A centre set up to aid victims of the London bombings has been helping friends and family trying to trace 31 people missing since Thursday.
Tessa Jowell has visited the centre
The centre in the Queen Mother Sports Centre, in Vauxhall Bridge, opened on Saturday to offer 24-hour care.
Dozens of family liaison officers have also been supporting relatives of the dead and critically ill.
And they are also to provide assistance to the relatives of foreign nationals who were victims of the attacks.
Those attending the centre are being asked to provide ID and those attending are asked not to bring more than three people with them.
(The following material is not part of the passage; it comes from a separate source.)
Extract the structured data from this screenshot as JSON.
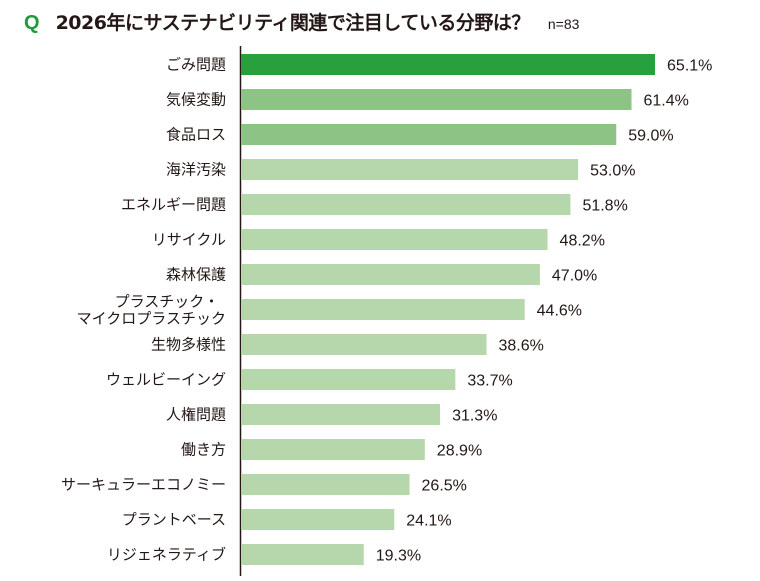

Culture Secretary Tessa Jowell, who has been put in charge of providing government support for victims' families, visited the centre on its opening day.
"This is a centre for families. It is intended as a sanctuary for families," she said.
"This is their safe place in order to come to talk, to get more information and just a place where they can be with other people who are going through the same personal nightmare as they are."
But she said the process of identification would take a long time, as police needed to make sure identifications were accurate.
"Everybody understands the agony these families are going through... there is no delay in this."
The centre is operated by Westminster Council with support from the Metropolitan Police.
Red Cross "be-frienders", members of the Salvation Army, social workers and representatives from the Women's Royal Voluntary Service and Victim Support are present at the centre.
People wanting to volunteer are asked not to visit the centre.
Witnesses are asked not to present themselves to the family reception centre, but instead call the anti-terrorist hotline on 0800 789 321.